D. Test for Autocorrelation: Table 4 shows that p-value equal (0.9150) so We have no Autocorrelation.

Table 4
Breusch-Godfrey Serial Correlation Lm Test Results
Breusch-Godfrey Serial Correlation LM Test:
F-statistic 0.171298 Prob. F(3,33) 0.915
Obs*R-squared 0.628683 Prob. Chi-Square(3) 0.8898


IRF Results Show

  1. Positive shocks in the volume of oil exports do not lead to a significant decrease in crude oil prices. During six periods, the Baseline remains inherent to the Baseline + oil export, while the effects of the shock begin slightly in the last four periods (Figure 4-A) This pattern is basically consistent with our model that assumes that the volume of oil exports does not affect much on world oil prices since the oil pricing mechanisms of the exporting countries have changed in favor of other variables (the results of which will be discussed in detail in the coming lines).
  2. Positive shocks in the volume of oil imports lead to a decrease in crude oil prices during the first five periods, and the effects of the shock on oil imports remain stable for five other periods and then rise again, during the first five periods the Baseline rises from the (Baseline + oil import) While the effects of the shock begin to settle in the other five periods, the Baseline + oil import curve returns to rise above the Baseline curve until the end of the period (Figure 4-B). This pattern is consistent with our model that assumes that the volume of oil imports affects In oil prices.
  3. Positive shocks in natural gas prices This leads to higher demand for crude oil, from the second period, and this is normal due to the slowdown in consumer response, but this response decreases for two subsequent periods, and then rises again clearly, (graph 4 - c) This volatility is due to competition in the global energy markets.
  4. The largest response was from the placebo variable (D1), and these responses were elevated in periods of tensions in the oil production areas clearly (Figure 4-D).

Summary and Conclusion

This paper has examined the many variables effects of shocks to oil price within the context of a five-variable vector autoregressive model, in try to know what variable causes the oil price, we examined oil export, oil import, gas price, as substitute good, and dummy variable, as the tension in the oil production regions.

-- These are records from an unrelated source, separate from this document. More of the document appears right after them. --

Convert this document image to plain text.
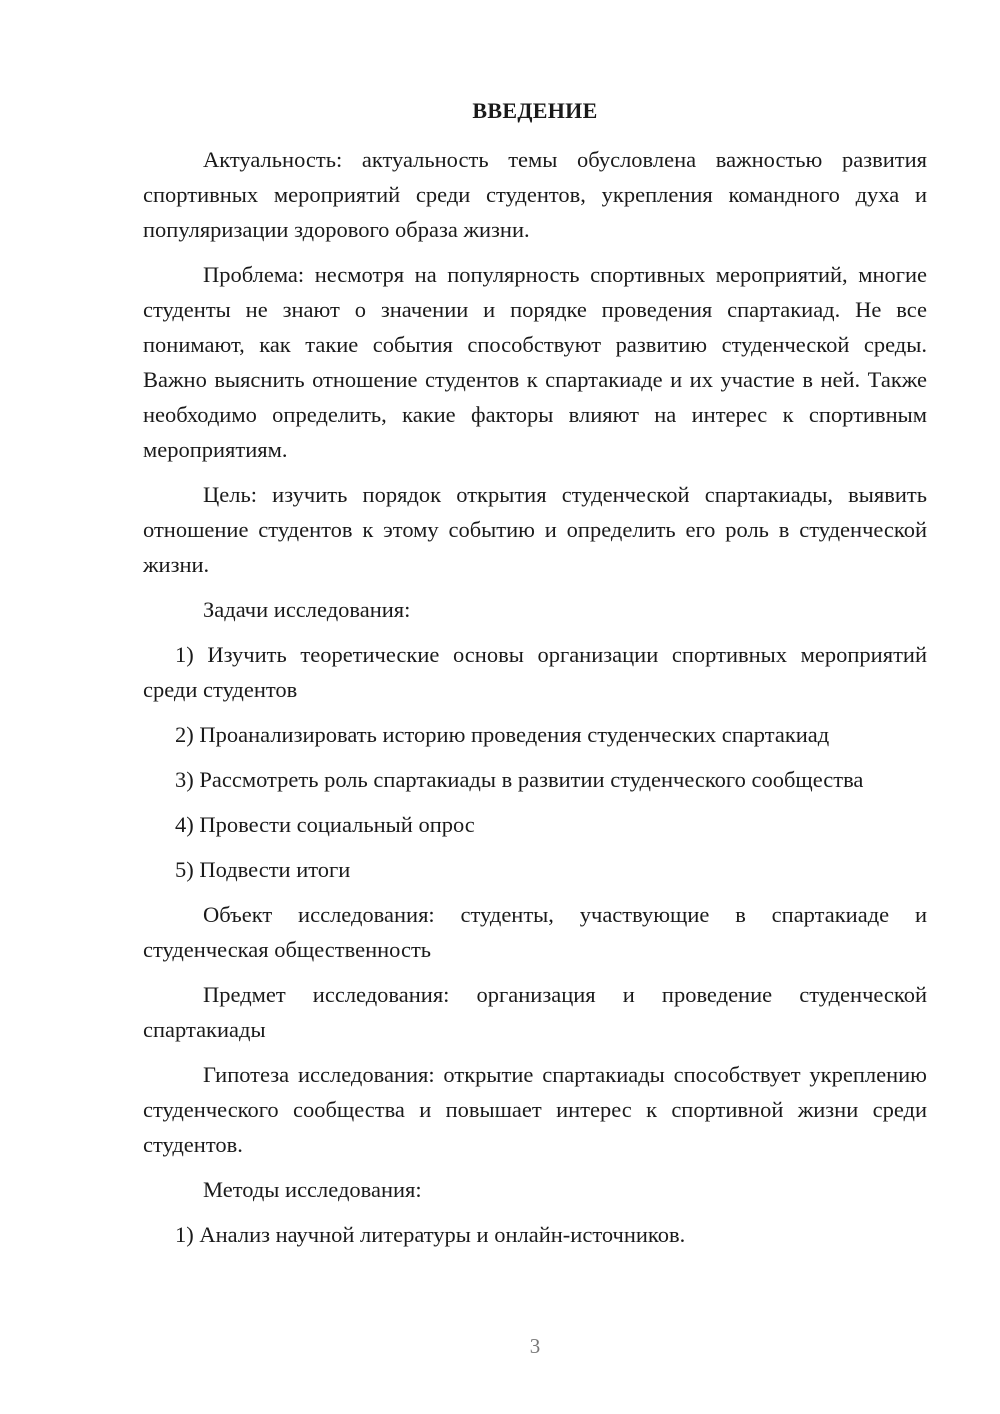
ВВЕДЕНИЕ

Актуальность: актуальность темы обусловлена важностью развития спортивных мероприятий среди студентов, укрепления командного духа и популяризации здорового образа жизни.

Проблема: несмотря на популярность спортивных мероприятий, многие студенты не знают о значении и порядке проведения спартакиад. Не все понимают, как такие события способствуют развитию студенческой среды. Важно выяснить отношение студентов к спартакиаде и их участие в ней. Также необходимо определить, какие факторы влияют на интерес к спортивным мероприятиям.

Цель: изучить порядок открытия студенческой спартакиады, выявить отношение студентов к этому событию и определить его роль в студенческой жизни.

Задачи исследования:

1) Изучить теоретические основы организации спортивных мероприятий среди студентов

2) Проанализировать историю проведения студенческих спартакиад

3) Рассмотреть роль спартакиады в развитии студенческого сообщества

4) Провести социальный опрос

5) Подвести итоги

Объект исследования: студенты, участвующие в спартакиаде и студенческая общественность

Предмет исследования: организация и проведение студенческой спартакиады

Гипотеза исследования: открытие спартакиады способствует укреплению студенческого сообщества и повышает интерес к спортивной жизни среди студентов.

Методы исследования:

1) Анализ научной литературы и онлайн-источников.

3
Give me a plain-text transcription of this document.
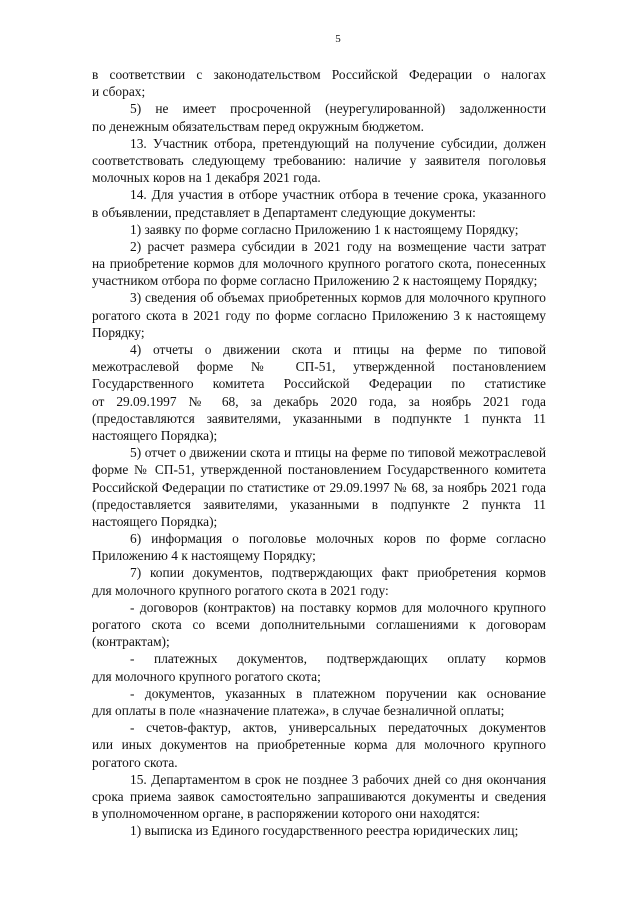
5
в соответствии с законодательством Российской Федерации о налогах
и сборах;
5) не имеет просроченной (неурегулированной) задолженности
по денежным обязательствам перед окружным бюджетом.
13. Участник отбора, претендующий на получение субсидии, должен
соответствовать следующему требованию: наличие у заявителя поголовья
молочных коров на 1 декабря 2021 года.
14. Для участия в отборе участник отбора в течение срока, указанного
в объявлении, представляет в Департамент следующие документы:
1) заявку по форме согласно Приложению 1 к настоящему Порядку;
2) расчет размера субсидии в 2021 году на возмещение части затрат
на приобретение кормов для молочного крупного рогатого скота, понесенных
участником отбора по форме согласно Приложению 2 к настоящему Порядку;
3) сведения об объемах приобретенных кормов для молочного крупного
рогатого скота в 2021 году по форме согласно Приложению 3 к настоящему
Порядку;
4) отчеты о движении скота и птицы на ферме по типовой
межотраслевой форме № СП-51, утвержденной постановлением
Государственного комитета Российской Федерации по статистике
от 29.09.1997 № 68, за декабрь 2020 года, за ноябрь 2021 года
(предоставляются заявителями, указанными в подпункте 1 пункта 11
настоящего Порядка);
5) отчет о движении скота и птицы на ферме по типовой межотраслевой
форме № СП-51, утвержденной постановлением Государственного комитета
Российской Федерации по статистике от 29.09.1997 № 68, за ноябрь 2021 года
(предоставляется заявителями, указанными в подпункте 2 пункта 11
настоящего Порядка);
6) информация о поголовье молочных коров по форме согласно
Приложению 4 к настоящему Порядку;
7) копии документов, подтверждающих факт приобретения кормов
для молочного крупного рогатого скота в 2021 году:
- договоров (контрактов) на поставку кормов для молочного крупного
рогатого скота со всеми дополнительными соглашениями к договорам
(контрактам);
- платежных документов, подтверждающих оплату кормов
для молочного крупного рогатого скота;
- документов, указанных в платежном поручении как основание
для оплаты в поле «назначение платежа», в случае безналичной оплаты;
- счетов-фактур, актов, универсальных передаточных документов
или иных документов на приобретенные корма для молочного крупного
рогатого скота.
15. Департаментом в срок не позднее 3 рабочих дней со дня окончания
срока приема заявок самостоятельно запрашиваются документы и сведения
в уполномоченном органе, в распоряжении которого они находятся:
1) выписка из Единого государственного реестра юридических лиц;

This research has confirmed a long run relationship between the model variable. so We used the functions of Impulse Response to test the response of oil price to oil export, oil import, gas price and dummy variable.

A historical decomposition in Impulse response functions indicate the empirical shocks have effects consistent with those predicted by theory. The IRFs suggest it is important to distinguish between dummy variable shocks and oil import toward oil price.